One of President Noy Aquino’s speech writers, an official member of his delegation to the 17th Asean Summit, Assistant Secretary Mai Mislang of the Presidential Communications Office for Strategic Planning and Development, committed a diplomatic faux pas that may have been cute on some level but smacked of immaturity and irresponsibility. She dissed the Vietnamese in a few tweets to friends, saying the wine that was served at the state banquet “sucked,” that she didn’t see a single Vietnamese guy that met her aesthetic standards, and that the easiest way to die was to cross a Vietnamese street. Like I said, the tweets were amusing at some level. At least she was honest. But it was scary in another level because it gave us inkling about the kind of people that surround the President.

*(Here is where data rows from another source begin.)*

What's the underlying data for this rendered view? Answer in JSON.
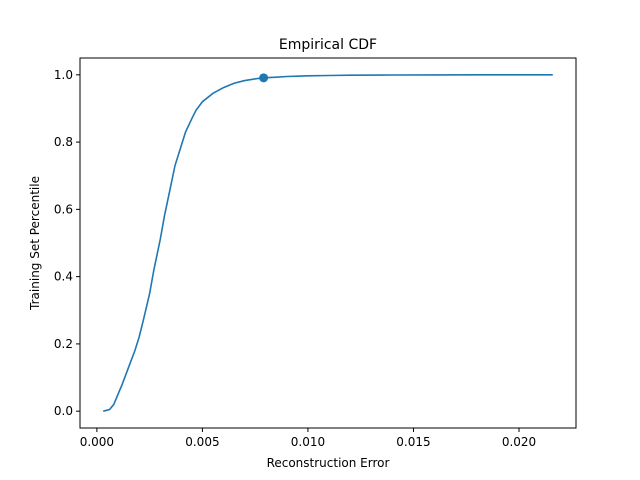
{
  "chart_data": {
    "type": "line",
    "title": "Empirical CDF",
    "xlabel": "Reconstruction Error",
    "ylabel": "Training Set Percentile",
    "xlim": [
      -0.0008,
      0.0227
    ],
    "ylim": [
      -0.05,
      1.05
    ],
    "xticks": [
      {
        "value": 0.0,
        "label": "0.000"
      },
      {
        "value": 0.005,
        "label": "0.005"
      },
      {
        "value": 0.01,
        "label": "0.010"
      },
      {
        "value": 0.015,
        "label": "0.015"
      },
      {
        "value": 0.02,
        "label": "0.020"
      }
    ],
    "yticks": [
      {
        "value": 0.0,
        "label": "0.0"
      },
      {
        "value": 0.2,
        "label": "0.2"
      },
      {
        "value": 0.4,
        "label": "0.4"
      },
      {
        "value": 0.6,
        "label": "0.6"
      },
      {
        "value": 0.8,
        "label": "0.8"
      },
      {
        "value": 1.0,
        "label": "1.0"
      }
    ],
    "grid": false,
    "line_color": "#1f77b4",
    "series": [
      {
        "x": [
          0.0003,
          0.0006,
          0.0008,
          0.001,
          0.0012,
          0.0015,
          0.0018,
          0.002,
          0.0022,
          0.0025,
          0.0027,
          0.003,
          0.0032,
          0.0035,
          0.0037,
          0.004,
          0.0042,
          0.0045,
          0.0047,
          0.005,
          0.0055,
          0.006,
          0.0065,
          0.007,
          0.0075,
          0.0079,
          0.0085,
          0.009,
          0.0095,
          0.01,
          0.011,
          0.012,
          0.014,
          0.016,
          0.018,
          0.02,
          0.0216
        ],
        "y": [
          0.0,
          0.005,
          0.02,
          0.05,
          0.08,
          0.13,
          0.18,
          0.22,
          0.27,
          0.35,
          0.42,
          0.51,
          0.58,
          0.67,
          0.73,
          0.79,
          0.83,
          0.87,
          0.895,
          0.92,
          0.945,
          0.962,
          0.975,
          0.983,
          0.988,
          0.991,
          0.993,
          0.995,
          0.996,
          0.997,
          0.998,
          0.999,
          0.9995,
          0.9998,
          0.9999,
          1.0,
          1.0
        ]
      }
    ],
    "marker": {
      "x": 0.0079,
      "y": 0.991
    }
  }
}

Halloween coincided with the Fashion Week held at the Mall of Asia last week. I usually have lunch at the Mall because of its proximity to the office so it was difficult not to notice traffic-causing events such as fashion shows featuring half-naked people. As a blogger (who has been on leave for so long from blogging), I know quite a lot of fashionistas who have huge following in the blogosphere because they are supposed to be interesting people. These people post pictures of themselves wearing various contraptions that they pass off as the latest in fashion.

I’ve always been tolerant of expressions of creativity but I never realized just how different photos are from the real thing! In their blogs, some fashionistas look—how shall I put this delicately - interesting in outfits that look like rags put together in some haphazard way. We were in a restaurant in MOA last Friday when this very popular blogger came in with his posse of fashionistas. They caught everyone’s eye because of the way they attracted attention, like they were creatures of a more superior race. Let me tell you this: What they were wearing qualified as Halloween getup. And they were clearly dressed not for Halloween but for the runway.

What can I say, it seems we don’t need Halloween after all. There are more than enough reasons to make every day feel like Halloween in this country.